Supplementary Material for: Differentiating Glomerular Inflammation from Fibrosis in a Bone Marrow Chimera for Rat Anti-Glomerular Basement Membrane Glomerulonephritis
datasetposted on 25.08.2015 by Zhou C., Lou K., Tatum K., Funk J., Wu J., Bartkowiak T., Kagan D., Lou Y.
Datasets usually provide raw data for analysis. This raw data often comes in spreadsheet form, but can be any collection of data, on which analysis can be performed.

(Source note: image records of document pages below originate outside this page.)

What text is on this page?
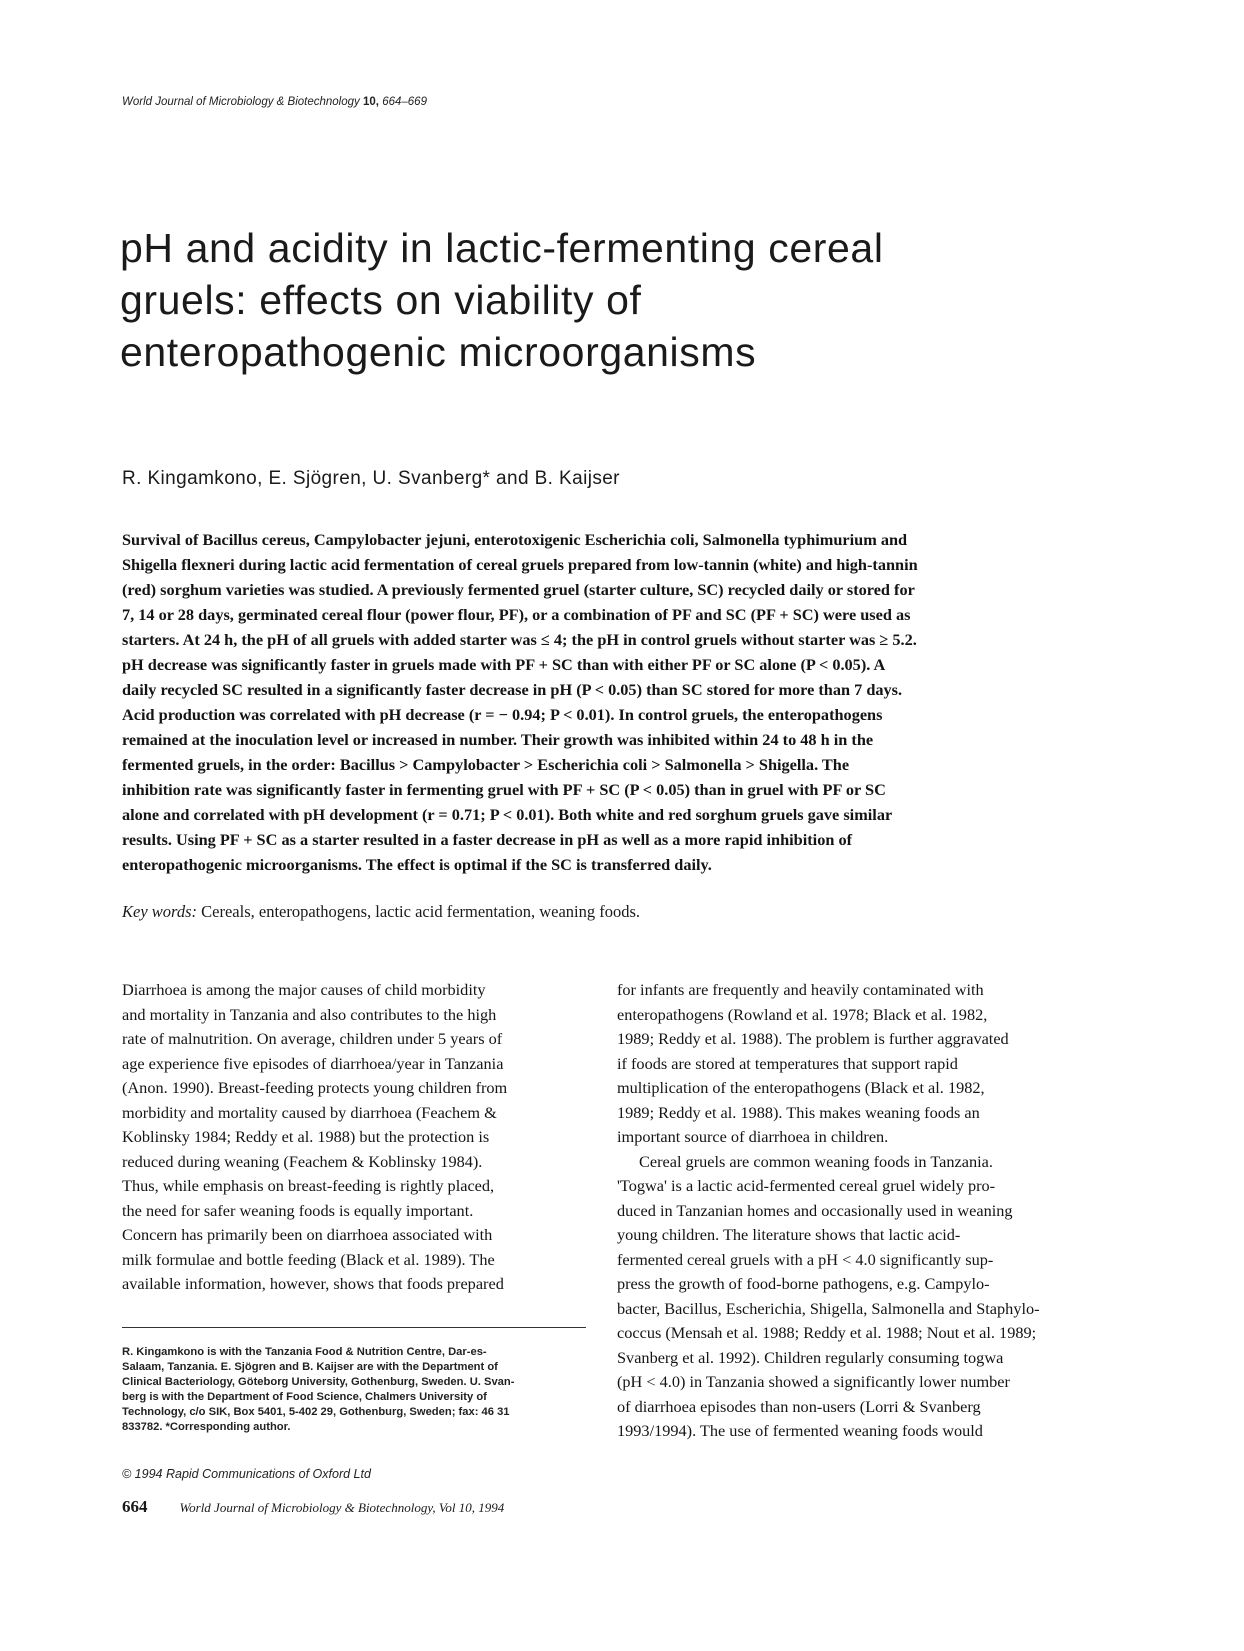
World Journal of Microbiology & Biotechnology 10, 664–669
pH and acidity in lactic-fermenting cereal
gruels: effects on viability of
enteropathogenic microorganisms
R. Kingamkono, E. Sjögren, U. Svanberg* and B. Kaijser

Survival of Bacillus cereus, Campylobacter jejuni, enterotoxigenic Escherichia coli, Salmonella typhimurium and
Shigella flexneri during lactic acid fermentation of cereal gruels prepared from low-tannin (white) and high-tannin
(red) sorghum varieties was studied. A previously fermented gruel (starter culture, SC) recycled daily or stored for
7, 14 or 28 days, germinated cereal flour (power flour, PF), or a combination of PF and SC (PF + SC) were used as
starters. At 24 h, the pH of all gruels with added starter was ≤ 4; the pH in control gruels without starter was ≥ 5.2.
pH decrease was significantly faster in gruels made with PF + SC than with either PF or SC alone (P < 0.05). A
daily recycled SC resulted in a significantly faster decrease in pH (P < 0.05) than SC stored for more than 7 days.
Acid production was correlated with pH decrease (r = − 0.94; P < 0.01). In control gruels, the enteropathogens
remained at the inoculation level or increased in number. Their growth was inhibited within 24 to 48 h in the
fermented gruels, in the order: Bacillus > Campylobacter > Escherichia coli > Salmonella > Shigella. The
inhibition rate was significantly faster in fermenting gruel with PF + SC (P < 0.05) than in gruel with PF or SC
alone and correlated with pH development (r = 0.71; P < 0.01). Both white and red sorghum gruels gave similar
results. Using PF + SC as a starter resulted in a faster decrease in pH as well as a more rapid inhibition of
enteropathogenic microorganisms. The effect is optimal if the SC is transferred daily.

Key words: Cereals, enteropathogens, lactic acid fermentation, weaning foods.
Diarrhoea is among the major causes of child morbidity
and mortality in Tanzania and also contributes to the high
rate of malnutrition. On average, children under 5 years of
age experience five episodes of diarrhoea/year in Tanzania
(Anon. 1990). Breast-feeding protects young children from
morbidity and mortality caused by diarrhoea (Feachem &
Koblinsky 1984; Reddy et al. 1988) but the protection is
reduced during weaning (Feachem & Koblinsky 1984).
Thus, while emphasis on breast-feeding is rightly placed,
the need for safer weaning foods is equally important.
Concern has primarily been on diarrhoea associated with
milk formulae and bottle feeding (Black et al. 1989). The
available information, however, shows that foods prepared
for infants are frequently and heavily contaminated with
enteropathogens (Rowland et al. 1978; Black et al. 1982,
1989; Reddy et al. 1988). The problem is further aggravated
if foods are stored at temperatures that support rapid
multiplication of the enteropathogens (Black et al. 1982,
1989; Reddy et al. 1988). This makes weaning foods an
important source of diarrhoea in children.
Cereal gruels are common weaning foods in Tanzania.
'Togwa' is a lactic acid-fermented cereal gruel widely pro-
duced in Tanzanian homes and occasionally used in weaning
young children. The literature shows that lactic acid-
fermented cereal gruels with a pH < 4.0 significantly sup-
press the growth of food-borne pathogens, e.g. Campylo-
bacter, Bacillus, Escherichia, Shigella, Salmonella and Staphylo-
coccus (Mensah et al. 1988; Reddy et al. 1988; Nout et al. 1989;
Svanberg et al. 1992). Children regularly consuming togwa
(pH < 4.0) in Tanzania showed a significantly lower number
of diarrhoea episodes than non-users (Lorri & Svanberg
1993/1994). The use of fermented weaning foods would
R. Kingamkono is with the Tanzania Food & Nutrition Centre, Dar-es-
Salaam, Tanzania. E. Sjögren and B. Kaijser are with the Department of
Clinical Bacteriology, Göteborg University, Gothenburg, Sweden. U. Svan-
berg is with the Department of Food Science, Chalmers University of
Technology, c/o SIK, Box 5401, 5-402 29, Gothenburg, Sweden; fax: 46 31
833782. *Corresponding author.
© 1994 Rapid Communications of Oxford Ltd
664 World Journal of Microbiology & Biotechnology, Vol 10, 1994
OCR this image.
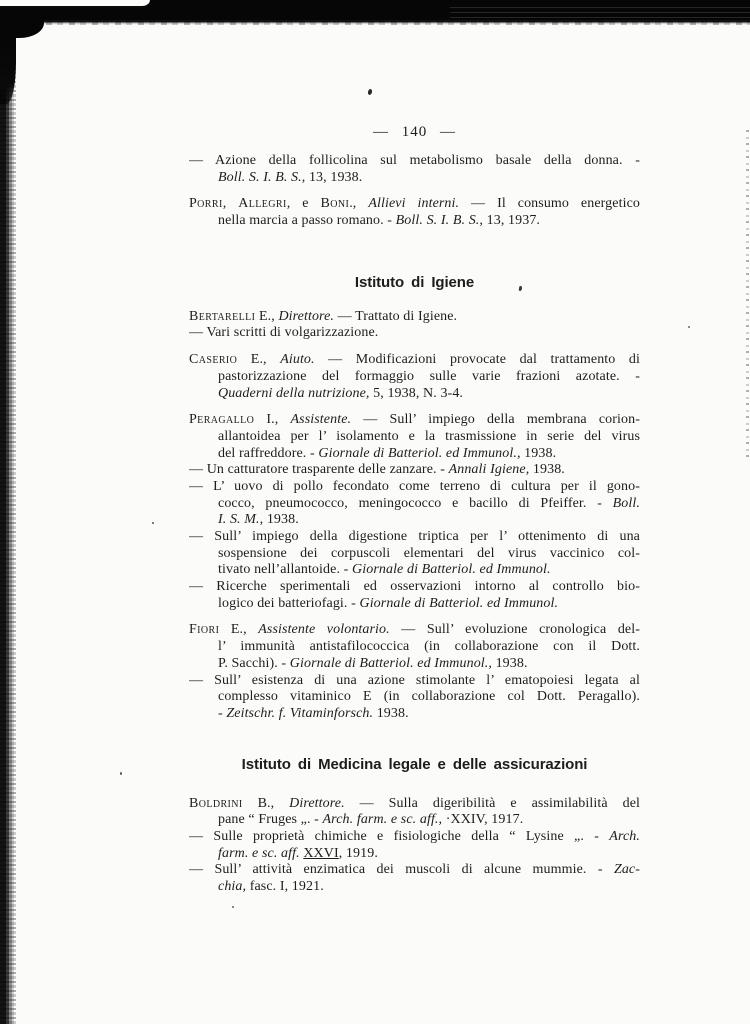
— 140 —

— Azione della follicolina sul metabolismo basale della donna. -
Boll. S. I. B. S., 13, 1938.

Porri, Allegri, e Boni., Allievi interni. — Il consumo energetico
nella marcia a passo romano. - Boll. S. I. B. S., 13, 1937.

Istituto di Igiene

Bertarelli E., Direttore. — Trattato di Igiene.

— Vari scritti di volgarizzazione.

Caserio E., Aiuto. — Modificazioni provocate dal trattamento di
pastorizzazione del formaggio sulle varie frazioni azotate. -
Quaderni della nutrizione, 5, 1938, N. 3-4.

Peragallo I., Assistente. — Sull’ impiego della membrana corion-
allantoidea per l’ isolamento e la trasmissione in serie del virus
del raffreddore. - Giornale di Batteriol. ed Immunol., 1938.

— Un catturatore trasparente delle zanzare. - Annali Igiene, 1938.

— L’ uovo di pollo fecondato come terreno di cultura per il gono-
cocco, pneumococco, meningococco e bacillo di Pfeiffer. - Boll.
I. S. M., 1938.

— Sull’ impiego della digestione triptica per l’ ottenimento di una
sospensione dei corpuscoli elementari del virus vaccinico col-
tivato nell’allantoide. - Giornale di Batteriol. ed Immunol.

— Ricerche sperimentali ed osservazioni intorno al controllo bio-
logico dei batteriofagi. - Giornale di Batteriol. ed Immunol.

Fiori E., Assistente volontario. — Sull’ evoluzione cronologica del-
l’ immunità antistafilococcica (in collaborazione con il Dott.
P. Sacchi). - Giornale di Batteriol. ed Immunol., 1938.

— Sull’ esistenza di una azione stimolante l’ ematopoiesi legata al
complesso vitaminico E (in collaborazione col Dott. Peragallo).
- Zeitschr. f. Vitaminforsch. 1938.

Istituto di Medicina legale e delle assicurazioni

Boldrini B., Direttore. — Sulla digeribilità e assimilabilità del
pane “ Fruges „. - Arch. farm. e sc. aff., ·XXIV, 1917.

— Sulle proprietà chimiche e fisiologiche della “ Lysine „. - Arch.
farm. e sc. aff. XXVI, 1919.

— Sull’ attività enzimatica dei muscoli di alcune mummie. - Zac-
chia, fasc. I, 1921.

Background: Many types of glomerulonephritis (GN) undergo tandem connected phases: inflammation and fibrosis. Fibrosis in human GNs leads to irreversible end-stage disease. This study investigated how these 2 phases were controlled. Methods: Using a rat anti-glomerular basement membrane GN model, we established bone marrow (BM) chimeras between GN-resistant Lewis (LEW) and GN-susceptible Wistar Kyoto (WKY) rats. Glomerular inflammation and fibrosis were compared between chimeras. Results: LEW's BM to WKY chimeras with or without co-transfer of host WKY's T cells were GN-resistant. On the other hand, WKY's BM to LEW (LEWWKY) chimeras developed glomerular inflammation and albuminuria upon immunization. Quantitative analysis showed that the number and composition of inflammatory cells in glomeruli of immunized LEWWKY chimeras were similar to those in immunized WKY rats at their inflammatory peak. Thus, glomerular inflammation was controlled by BM-derived non-T cell populations. However, unlike WKY rats, LEWWKY rats did not develop fibrosis until the end of experiments (84 days) in spite of persistent inflammation and albuminuria. Conclusion: Inflammation alone was not sufficient to trigger fibrosis, suggesting a critical role of glomerular cells in the fibrotic process. As LEWWKY chimera allows us to separate glomerular inflammation from fibrosis, this model provides a useful tool to study how fibrosis is initiated following inflammation.